Les dépouilles de neuf combattants contre le nazisme rapatriées en Tchéquie

80 ans après la fin de la Seconde Guerre mondiale, les dépouilles de neuf Tchécoslovaques engagés dans la lutte contre le nazisme ont été rapatriées en Tchéquie depuis la Pologne et l’Allemagne. Un hommage officiel leur sera rendu le 12 septembre prochain au Mémorial de Vítkov à Prague.

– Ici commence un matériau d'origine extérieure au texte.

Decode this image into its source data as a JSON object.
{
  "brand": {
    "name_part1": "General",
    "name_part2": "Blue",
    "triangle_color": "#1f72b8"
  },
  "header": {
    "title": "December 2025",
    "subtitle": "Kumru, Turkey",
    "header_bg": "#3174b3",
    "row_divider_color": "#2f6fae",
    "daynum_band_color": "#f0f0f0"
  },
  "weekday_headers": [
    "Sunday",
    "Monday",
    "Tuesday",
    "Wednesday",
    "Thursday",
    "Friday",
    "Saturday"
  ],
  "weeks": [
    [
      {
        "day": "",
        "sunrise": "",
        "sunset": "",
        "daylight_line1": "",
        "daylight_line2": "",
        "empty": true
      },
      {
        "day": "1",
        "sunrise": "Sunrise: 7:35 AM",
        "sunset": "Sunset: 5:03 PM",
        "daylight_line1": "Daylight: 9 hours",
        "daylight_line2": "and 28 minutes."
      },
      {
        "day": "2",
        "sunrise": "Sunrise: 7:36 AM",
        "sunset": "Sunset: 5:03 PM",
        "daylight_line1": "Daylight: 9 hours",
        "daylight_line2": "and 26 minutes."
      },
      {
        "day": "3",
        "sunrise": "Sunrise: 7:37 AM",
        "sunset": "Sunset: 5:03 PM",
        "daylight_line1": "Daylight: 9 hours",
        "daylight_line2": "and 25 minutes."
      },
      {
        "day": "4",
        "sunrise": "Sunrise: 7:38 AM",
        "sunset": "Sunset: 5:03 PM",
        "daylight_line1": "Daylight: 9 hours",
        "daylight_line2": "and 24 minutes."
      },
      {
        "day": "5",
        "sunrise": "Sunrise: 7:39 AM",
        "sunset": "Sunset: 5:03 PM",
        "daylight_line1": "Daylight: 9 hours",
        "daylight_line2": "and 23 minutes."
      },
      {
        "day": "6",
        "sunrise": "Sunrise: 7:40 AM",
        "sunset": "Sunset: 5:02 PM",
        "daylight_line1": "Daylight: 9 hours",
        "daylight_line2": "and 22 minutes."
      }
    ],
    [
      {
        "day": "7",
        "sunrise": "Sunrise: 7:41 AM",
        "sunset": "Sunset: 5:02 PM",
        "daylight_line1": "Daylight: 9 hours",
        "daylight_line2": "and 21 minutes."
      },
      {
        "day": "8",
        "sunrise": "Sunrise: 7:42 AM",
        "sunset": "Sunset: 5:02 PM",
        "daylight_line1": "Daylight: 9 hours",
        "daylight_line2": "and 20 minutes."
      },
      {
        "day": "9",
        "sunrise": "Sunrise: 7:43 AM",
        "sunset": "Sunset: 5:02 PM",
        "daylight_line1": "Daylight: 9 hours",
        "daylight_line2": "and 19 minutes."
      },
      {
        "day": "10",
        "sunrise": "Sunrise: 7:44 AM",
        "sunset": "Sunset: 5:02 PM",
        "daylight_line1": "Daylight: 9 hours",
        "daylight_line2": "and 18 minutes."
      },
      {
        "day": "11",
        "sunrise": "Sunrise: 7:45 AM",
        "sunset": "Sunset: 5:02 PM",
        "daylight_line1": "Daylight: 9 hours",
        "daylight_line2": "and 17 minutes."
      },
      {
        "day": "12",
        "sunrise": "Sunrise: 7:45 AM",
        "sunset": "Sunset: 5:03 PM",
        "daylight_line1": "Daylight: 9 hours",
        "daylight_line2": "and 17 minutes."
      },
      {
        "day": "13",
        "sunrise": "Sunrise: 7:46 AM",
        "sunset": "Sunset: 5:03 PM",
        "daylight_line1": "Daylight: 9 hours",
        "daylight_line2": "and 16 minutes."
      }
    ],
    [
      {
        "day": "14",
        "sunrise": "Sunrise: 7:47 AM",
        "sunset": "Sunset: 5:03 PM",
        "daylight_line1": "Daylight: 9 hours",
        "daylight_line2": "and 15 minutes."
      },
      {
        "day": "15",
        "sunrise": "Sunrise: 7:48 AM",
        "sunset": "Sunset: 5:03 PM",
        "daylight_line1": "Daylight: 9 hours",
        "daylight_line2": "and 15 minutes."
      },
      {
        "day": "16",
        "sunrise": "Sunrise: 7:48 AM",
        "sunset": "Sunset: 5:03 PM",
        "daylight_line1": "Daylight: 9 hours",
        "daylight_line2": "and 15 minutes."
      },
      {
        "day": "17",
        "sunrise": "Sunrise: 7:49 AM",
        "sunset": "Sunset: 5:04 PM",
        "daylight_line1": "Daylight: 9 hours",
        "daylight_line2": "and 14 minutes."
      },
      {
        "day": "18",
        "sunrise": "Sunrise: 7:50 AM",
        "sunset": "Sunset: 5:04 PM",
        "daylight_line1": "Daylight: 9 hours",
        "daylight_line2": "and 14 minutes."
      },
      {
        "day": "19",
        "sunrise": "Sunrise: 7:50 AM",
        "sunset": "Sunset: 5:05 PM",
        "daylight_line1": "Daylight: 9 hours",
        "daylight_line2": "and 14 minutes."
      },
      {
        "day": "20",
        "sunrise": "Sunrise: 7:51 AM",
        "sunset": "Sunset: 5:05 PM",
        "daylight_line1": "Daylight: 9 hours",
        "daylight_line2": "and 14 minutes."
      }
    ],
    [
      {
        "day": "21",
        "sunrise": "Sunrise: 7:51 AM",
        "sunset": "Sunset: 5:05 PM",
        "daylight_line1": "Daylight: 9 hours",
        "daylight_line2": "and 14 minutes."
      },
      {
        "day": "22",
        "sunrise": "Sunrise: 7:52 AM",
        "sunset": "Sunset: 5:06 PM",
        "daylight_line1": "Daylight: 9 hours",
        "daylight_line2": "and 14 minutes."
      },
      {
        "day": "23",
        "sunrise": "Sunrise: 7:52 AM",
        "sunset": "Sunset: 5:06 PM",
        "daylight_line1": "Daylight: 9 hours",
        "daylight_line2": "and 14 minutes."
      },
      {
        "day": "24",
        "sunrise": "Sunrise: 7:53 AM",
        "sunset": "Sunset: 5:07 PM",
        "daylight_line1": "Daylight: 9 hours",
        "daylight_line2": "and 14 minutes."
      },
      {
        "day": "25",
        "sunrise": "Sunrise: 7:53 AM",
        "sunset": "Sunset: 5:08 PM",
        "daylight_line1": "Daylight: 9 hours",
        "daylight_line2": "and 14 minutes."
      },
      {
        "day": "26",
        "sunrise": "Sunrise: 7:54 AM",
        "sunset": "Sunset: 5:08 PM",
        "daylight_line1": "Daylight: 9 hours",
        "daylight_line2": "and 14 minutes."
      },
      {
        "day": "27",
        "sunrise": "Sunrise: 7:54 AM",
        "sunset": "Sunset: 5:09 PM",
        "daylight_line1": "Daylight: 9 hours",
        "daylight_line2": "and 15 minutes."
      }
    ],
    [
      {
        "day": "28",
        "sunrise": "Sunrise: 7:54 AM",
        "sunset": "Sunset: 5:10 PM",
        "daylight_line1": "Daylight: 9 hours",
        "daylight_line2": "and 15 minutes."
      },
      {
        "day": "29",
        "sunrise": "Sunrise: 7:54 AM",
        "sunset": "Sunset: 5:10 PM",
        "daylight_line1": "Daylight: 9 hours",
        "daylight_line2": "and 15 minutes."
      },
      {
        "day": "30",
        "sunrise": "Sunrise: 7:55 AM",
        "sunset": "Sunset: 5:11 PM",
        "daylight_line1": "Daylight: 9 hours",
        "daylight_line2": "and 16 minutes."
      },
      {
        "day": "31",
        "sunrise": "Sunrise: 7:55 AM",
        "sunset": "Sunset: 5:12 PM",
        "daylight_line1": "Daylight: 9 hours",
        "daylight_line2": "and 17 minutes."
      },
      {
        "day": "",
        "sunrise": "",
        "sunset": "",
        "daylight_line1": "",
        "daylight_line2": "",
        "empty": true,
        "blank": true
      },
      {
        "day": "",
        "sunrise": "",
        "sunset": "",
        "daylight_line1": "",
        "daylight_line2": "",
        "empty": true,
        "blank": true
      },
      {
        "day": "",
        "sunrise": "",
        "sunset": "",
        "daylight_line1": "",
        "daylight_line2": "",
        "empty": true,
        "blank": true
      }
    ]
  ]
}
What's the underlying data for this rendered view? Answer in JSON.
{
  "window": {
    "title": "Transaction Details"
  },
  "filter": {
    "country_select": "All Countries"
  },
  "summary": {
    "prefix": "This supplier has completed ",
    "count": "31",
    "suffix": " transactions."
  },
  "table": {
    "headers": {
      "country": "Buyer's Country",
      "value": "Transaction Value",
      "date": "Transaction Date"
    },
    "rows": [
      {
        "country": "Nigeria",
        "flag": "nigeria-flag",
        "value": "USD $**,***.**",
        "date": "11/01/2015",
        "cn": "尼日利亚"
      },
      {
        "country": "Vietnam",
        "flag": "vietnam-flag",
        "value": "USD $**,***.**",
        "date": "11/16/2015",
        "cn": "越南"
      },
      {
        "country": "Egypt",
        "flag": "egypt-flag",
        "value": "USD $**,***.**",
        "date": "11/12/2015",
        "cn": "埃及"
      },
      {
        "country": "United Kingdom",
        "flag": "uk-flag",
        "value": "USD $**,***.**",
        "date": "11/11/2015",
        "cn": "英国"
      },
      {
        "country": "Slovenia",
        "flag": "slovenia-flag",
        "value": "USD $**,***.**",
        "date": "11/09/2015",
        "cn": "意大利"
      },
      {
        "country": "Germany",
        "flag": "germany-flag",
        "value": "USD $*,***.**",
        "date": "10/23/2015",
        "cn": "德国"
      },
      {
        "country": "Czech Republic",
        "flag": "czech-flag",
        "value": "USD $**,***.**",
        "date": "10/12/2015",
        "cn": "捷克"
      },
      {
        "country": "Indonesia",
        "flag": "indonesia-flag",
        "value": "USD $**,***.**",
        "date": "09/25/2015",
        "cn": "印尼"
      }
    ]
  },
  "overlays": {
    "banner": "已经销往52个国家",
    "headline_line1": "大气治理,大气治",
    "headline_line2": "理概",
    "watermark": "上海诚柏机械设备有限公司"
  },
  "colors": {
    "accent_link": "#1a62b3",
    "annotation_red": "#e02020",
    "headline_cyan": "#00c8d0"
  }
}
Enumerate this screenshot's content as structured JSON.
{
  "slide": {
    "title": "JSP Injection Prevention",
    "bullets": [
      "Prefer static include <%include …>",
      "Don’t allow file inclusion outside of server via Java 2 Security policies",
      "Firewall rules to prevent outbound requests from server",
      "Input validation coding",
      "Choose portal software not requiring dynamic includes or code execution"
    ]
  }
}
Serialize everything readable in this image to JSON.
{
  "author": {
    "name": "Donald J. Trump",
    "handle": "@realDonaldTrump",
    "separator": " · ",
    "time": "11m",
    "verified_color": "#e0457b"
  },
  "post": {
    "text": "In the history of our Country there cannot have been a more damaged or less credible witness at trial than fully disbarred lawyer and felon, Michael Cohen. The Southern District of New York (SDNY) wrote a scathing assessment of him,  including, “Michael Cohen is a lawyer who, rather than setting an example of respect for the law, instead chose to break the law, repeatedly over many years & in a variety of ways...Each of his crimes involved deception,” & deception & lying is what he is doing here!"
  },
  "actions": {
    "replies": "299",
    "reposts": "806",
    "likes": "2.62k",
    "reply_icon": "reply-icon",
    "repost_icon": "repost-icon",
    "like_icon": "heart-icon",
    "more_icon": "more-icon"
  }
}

Photo: Patrik Šimr,  Ministère de la Défense

C’est un double rapatriement aérien qui s’est déroulé vendredi, un vol spécial du ministère de la Défense ayant transporté les dépouilles de neuf combattants tchécoslovaques contre le nazisme, tombés en Pologne et en Allemagne pendant la Deuxième Guerre mondiale. Les exhumations se sont déroulées vers le milieu de l’année 2024 près de Munich : c’est là qu’en mars 1943 a été abattu l’avion de six membres des opérations Iridium et Bronse, montées par le gouvernement du président Edvard Beneš en exil à Londres, en collaboration avec l’armée britannique dans laquelle des milliers de soldats tchécoslovaques étaient engagés. Jiří Plachý, historien à l’Institut d’histoire militaire :

Jiří Plachý | Photo: Dominika Bernáthová,  Radio Prague Int.

« Ils devaient être parachutés à un moment où se faisaient encore ressentir les conséquences de l’attentat contre Reinhard Heydrich. C’est un moment où la résistance intérieure était littéralement en ruines. Suite à l’opération Antroipoid, le gouvernement en exil à Londres avait perdu tout contact avec le pays. »

Mais l’opération de parachutage a avorté, puis leur avion a été touché sur le retour par la défense anti-aérienne allemande. Tous les membres de l’opération Iridium et deux membres de l’opération Bronse sont morts sur place. Un dernier soldat, František Vrba, a survécu à la chute, mais est mort de ses blessures lors de son transfert vers Prague. N’y eut-il pas succombé, il est plus que probable que son destin n’aurait pas été moins dramatique aux mains des autorités nazies.

Photo: Patrik Šimr,  Ministère de la Défense

« Les opérations aéroportées était une des formes de combat les plus importantes à disposition de notre gouvernement et de notre armée en exil. Nos unités ne pouvaient pas intervenir directement sur le territoire tchécoslovaque, donc ces opérations de parachutage avaient pour objectif de soutenir les groupes de la résistance intérieure et les partisans à la fin de la guerre. L’importance de ces parachutistes, leur rôle, était bien plus important que leur capacité numérique. »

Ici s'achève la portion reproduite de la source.